As ciências do cérebro, entretanto, desenvolveram-se exponencialmente, motivadas em parte pelos esforços de Carl Sagan para compreender a natureza da inteligência humana e das outras. Todavia, esses desenvolvimentos permanecem desconhecidos do grande público, em parte por estarem espalhados em artigos científicos publicados nas revistas da especialidade. Up From Dragons é uma espécie de actualização do livro original de Carl Sagan. Da autoria de Dorian Sagan (filho de Carl) e John R. Skoyles (da London School of Economics, Universidade de Londres), estamos perante um livro igualmente fascinante e igualmente importante para uma compreensão mais sólida do que é ser humano.

Apesar de alguns capítulos um pouco mais exigentes, trata-se de uma obra firmemente dirigida ao público leigo. Nela, somos convidados a explorar os meandros mais secretos da consciência humana, das nossas emoções, do modo como vemos as coisas e a nós mesmos. Sendo o resultado da evolução natural, o nosso cérebro e a nossa consciência só podem ser entendidos olhando para a evolução do próprio Homo sapiens e dos seus antecessores e primos evolutivos. Uma das muitas ideias exploradas neste livro que nos ficam a retinir na memória é esta: de todos os grandes mamíferos, nós somos os mais poderosos corredores de fundo.

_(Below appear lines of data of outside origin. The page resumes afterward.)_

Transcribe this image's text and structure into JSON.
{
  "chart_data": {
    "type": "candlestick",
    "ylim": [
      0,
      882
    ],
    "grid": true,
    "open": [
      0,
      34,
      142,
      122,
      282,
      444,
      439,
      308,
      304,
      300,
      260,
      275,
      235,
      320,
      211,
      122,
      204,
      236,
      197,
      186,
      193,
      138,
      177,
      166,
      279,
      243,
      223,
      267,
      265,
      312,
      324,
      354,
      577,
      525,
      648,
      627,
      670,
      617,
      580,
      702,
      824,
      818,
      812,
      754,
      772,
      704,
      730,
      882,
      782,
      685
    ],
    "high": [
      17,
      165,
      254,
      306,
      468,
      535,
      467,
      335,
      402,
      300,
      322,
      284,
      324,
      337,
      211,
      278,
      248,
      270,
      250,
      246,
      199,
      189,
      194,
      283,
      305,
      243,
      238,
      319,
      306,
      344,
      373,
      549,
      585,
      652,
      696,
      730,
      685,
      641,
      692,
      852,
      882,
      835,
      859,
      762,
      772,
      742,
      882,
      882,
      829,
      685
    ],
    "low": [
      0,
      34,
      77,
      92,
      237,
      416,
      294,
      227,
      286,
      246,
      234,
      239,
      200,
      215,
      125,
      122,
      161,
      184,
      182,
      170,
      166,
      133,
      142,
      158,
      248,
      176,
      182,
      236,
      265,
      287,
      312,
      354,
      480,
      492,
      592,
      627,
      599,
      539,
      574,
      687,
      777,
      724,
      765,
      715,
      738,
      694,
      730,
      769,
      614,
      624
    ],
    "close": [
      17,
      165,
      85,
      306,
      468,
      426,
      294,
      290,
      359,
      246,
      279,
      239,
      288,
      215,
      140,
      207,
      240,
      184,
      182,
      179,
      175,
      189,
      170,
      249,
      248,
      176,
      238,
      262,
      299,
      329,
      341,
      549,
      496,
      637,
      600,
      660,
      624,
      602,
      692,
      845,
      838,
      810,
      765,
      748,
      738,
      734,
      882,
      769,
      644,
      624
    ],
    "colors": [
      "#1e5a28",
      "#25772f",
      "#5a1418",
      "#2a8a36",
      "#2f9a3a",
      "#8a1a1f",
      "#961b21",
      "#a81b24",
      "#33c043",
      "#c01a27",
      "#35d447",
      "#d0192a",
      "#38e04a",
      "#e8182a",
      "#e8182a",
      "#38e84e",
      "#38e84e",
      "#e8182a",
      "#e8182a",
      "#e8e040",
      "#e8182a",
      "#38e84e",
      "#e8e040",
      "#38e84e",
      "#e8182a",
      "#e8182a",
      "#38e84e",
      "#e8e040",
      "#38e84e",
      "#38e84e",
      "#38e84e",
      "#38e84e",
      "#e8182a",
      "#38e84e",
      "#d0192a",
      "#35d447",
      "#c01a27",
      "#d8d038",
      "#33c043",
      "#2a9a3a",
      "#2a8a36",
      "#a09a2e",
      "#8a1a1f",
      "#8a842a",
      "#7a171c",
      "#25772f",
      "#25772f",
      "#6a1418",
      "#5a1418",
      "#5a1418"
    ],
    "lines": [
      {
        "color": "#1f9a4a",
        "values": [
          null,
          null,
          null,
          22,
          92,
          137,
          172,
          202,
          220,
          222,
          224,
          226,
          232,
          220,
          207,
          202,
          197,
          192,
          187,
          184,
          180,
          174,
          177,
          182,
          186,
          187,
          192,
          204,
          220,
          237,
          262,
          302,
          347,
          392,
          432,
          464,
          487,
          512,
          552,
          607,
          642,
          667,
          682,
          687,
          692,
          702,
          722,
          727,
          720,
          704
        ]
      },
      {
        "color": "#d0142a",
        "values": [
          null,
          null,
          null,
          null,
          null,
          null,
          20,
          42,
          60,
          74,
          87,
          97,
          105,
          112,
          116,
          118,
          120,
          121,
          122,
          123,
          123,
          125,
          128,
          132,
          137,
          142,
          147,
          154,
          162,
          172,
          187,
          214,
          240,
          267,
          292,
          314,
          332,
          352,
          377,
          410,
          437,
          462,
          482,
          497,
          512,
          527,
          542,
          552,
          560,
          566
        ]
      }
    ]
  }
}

Muitos dos grandes mamíferos, tanto predadores como vegetarianos pacíficos, conseguem correr mais depressa do que nós; mas não por mais tempo. A chita, por exemplo, que atinge velocidades estonteantes, só consegue fazê-lo por alguns segundos. Mas os seres humanos conseguem correr a um ritmo regular durante horas. Os autores argumentam que para os nossos antepassados esta foi uma característica decisiva para a sobrevivência: permite um tipo de caça muito eficiente, permite seguir presas durante dias e permite ainda a comunicação entre tribos bastantes afastadas geograficamente. Ora, uma das características humanas cruciais é a ligação profunda que sentimos uns pelos outros. Esta ligação emocional poderá ter tido um papel crucial para o desenvolvimento da nossa consciência, porque dá ao cérebro as estruturas necessárias para manter um "registo" actualizável, ao longo do tempo, de acontecimentos e emoções que podem ter ocorrido há anos. Estas estruturas, por sua vez, são cruciais para uma consciência de si articulada e complexa, que é parte fundamental do que chamamos "a centelha humana". É a descoberta dessa "centelha" que está em causa neste livro.

Desidério Murcho
desiderio@ifac.ufop.br
Publicado originalmente no jornal Público (3 de Maio de 2003).